Мистер Кейсобон заморгал и покосился на Уилла. У него возникло подозрение, что над ним смеются. Впрочем, заподозрить в этом Доротею он не мог.
Они застали Наумана за мольбертом, но ему никто не позировал: его картины были расположены наивыгоднейшим образом, жемчужно-серая блуза и лиловая бархатная шапочка очень шли к его некрасивому, но выразительному лицу – одним словом, все сложилось так удачно, как будто он ожидал красивую молодую англичанку именно к этому часу.
Художник объяснял сюжеты своих оконченных и неоконченных полотен, говоря по-английски с обычной уверенностью, и казалось, рассматривал мистера Кейсобона не менее внимательно, чем Доротею. Уилл время от времени разражался пылкими похвалами, указывая на особые достоинства той или иной картины своего друга, и Доротея почувствовала, что начинает по-новому относиться к мадоннам, почему-то сидящим на тронах под балдахинами среди скромных сельских пейзажей, и к святым с архитектурными моделями в руках или ножами, небрежно воткнутыми в их затылки. То, что прежде ей казалось чудовищно нелепым, становилось понятным, а иногда даже обретало глубокий смысл, но мистера Кейсобона эта отрасль знания, по-видимому, совершенно не интересовала.

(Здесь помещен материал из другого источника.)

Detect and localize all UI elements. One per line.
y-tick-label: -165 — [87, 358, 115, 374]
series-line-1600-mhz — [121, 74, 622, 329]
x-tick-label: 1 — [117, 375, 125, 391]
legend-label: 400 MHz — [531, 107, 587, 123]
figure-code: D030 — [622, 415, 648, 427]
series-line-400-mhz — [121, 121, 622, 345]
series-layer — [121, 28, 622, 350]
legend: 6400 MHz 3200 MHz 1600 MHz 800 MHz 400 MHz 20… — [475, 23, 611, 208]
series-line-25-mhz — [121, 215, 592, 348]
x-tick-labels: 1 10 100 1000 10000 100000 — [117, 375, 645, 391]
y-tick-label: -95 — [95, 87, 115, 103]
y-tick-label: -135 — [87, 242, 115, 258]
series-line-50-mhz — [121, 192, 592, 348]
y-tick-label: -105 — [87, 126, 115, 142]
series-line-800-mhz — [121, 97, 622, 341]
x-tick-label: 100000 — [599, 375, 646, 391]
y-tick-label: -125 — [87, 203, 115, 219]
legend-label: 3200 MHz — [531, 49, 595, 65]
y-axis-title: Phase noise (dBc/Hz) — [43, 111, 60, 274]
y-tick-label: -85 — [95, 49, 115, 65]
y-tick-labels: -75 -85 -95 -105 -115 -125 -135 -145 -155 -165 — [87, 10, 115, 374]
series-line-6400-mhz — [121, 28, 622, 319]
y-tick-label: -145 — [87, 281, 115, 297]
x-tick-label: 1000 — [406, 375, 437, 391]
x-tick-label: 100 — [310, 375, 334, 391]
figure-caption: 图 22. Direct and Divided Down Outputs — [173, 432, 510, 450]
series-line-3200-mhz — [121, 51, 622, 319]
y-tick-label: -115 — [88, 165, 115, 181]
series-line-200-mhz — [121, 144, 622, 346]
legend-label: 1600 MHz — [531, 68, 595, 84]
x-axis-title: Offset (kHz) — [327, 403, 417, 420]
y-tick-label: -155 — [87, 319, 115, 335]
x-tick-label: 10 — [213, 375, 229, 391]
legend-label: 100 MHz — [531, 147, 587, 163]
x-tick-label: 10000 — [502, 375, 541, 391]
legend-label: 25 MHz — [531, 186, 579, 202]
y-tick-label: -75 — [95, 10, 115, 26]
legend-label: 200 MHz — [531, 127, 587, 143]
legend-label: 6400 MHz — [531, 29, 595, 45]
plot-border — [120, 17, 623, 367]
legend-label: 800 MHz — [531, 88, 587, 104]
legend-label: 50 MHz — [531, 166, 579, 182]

– Мне кажется, я предпочла бы просто ощущать красоту картины, чем разгадывать ее как шараду, но подобные произведения я все-таки научусь понимать гораздо быстрее, чем ваши с их всеобъемлющим смыслом, – заметила Доротея, обернувшись к Уиллу.
– В присутствии Наумана о моих картинах лучше не упоминать, – сказал Уилл. – Он объяснит вам, что все они – Pfuscherei[90], а более бранного слова в его лексиконе нет.
– Правда так? – спросила Доротея, глядя на Наумана серьезно и бесхитростно. Художник слегка поморщился и ответил:
– Живопись для него не призвание. Ему следует попробовать себя в литературе. Уж она-то достаточно ши-ирока-а.
В произношении Наумана последнее слово получилось насмешливо растянутым. Уиллу это не слишком понравилось, но он сумел засмеяться, и мистер Кейсобон, хотя немецкий выговор художника его раздражал, почувствовал некоторое уважение к строгости его суждений.
Уважение это не стало меньше, когда Науман отвел Уилла в сторону, поглядел на какое-то большое полотно, затем на мистера Кейсобона и, вернувшись к своим посетителям, сказал:
– По мнению моего друга Ладислава, вы извините меня, сударь, если я скажу, что набросок вашей головы был бы бесценен для фигуры святого Фомы Аквинского, над которой я сейчас работаю. Это значило бы чрезвычайно злоупотребить вашей любезностью, но я так редко вижу то, что мне нужно – идеальное в реальном.
– Вы меня весьма удивили, сударь, – сказал мистер Кейсобон, но его щеки окрасил румянец удовольствия. – Однако если моя физиономия, которую я привык считать самой заурядной, может подсказать вам какие-то черты ангельского доктора[91], я буду весьма польщен. То есть при условии, что это не займет много времени и что миссис Кейсобон не станет возражать против такой задержки.
Но Доротея была только очень рада – больше ее мог бы обрадовать разве что божественный глас, который провозгласил бы мистера Кейсобона самым мудрым и достойным из сынов человеческих и вернул бы твердость ее поколебавшейся вере.
Все необходимые принадлежности были у Наумана под рукой просто в удивительной полноте, и он тотчас принялся за этюд, ни на минуту не прерывая их беседы. Доротея сидела в безмятежном молчании – она давно уже не чувствовала себя такой счастливой. Какие прекрасные люди! Только невежество, подумала она, помешало ей увидеть красоту Рима, ощутить, что его печаль овеяна надеждой. Ей была свойственна редкая доверчивость: в детстве она полагалась на благодарность ос и благородную чувствительность воробьев, а затем, когда они обманывали ее ожидания, в той же мере негодовала на их низость.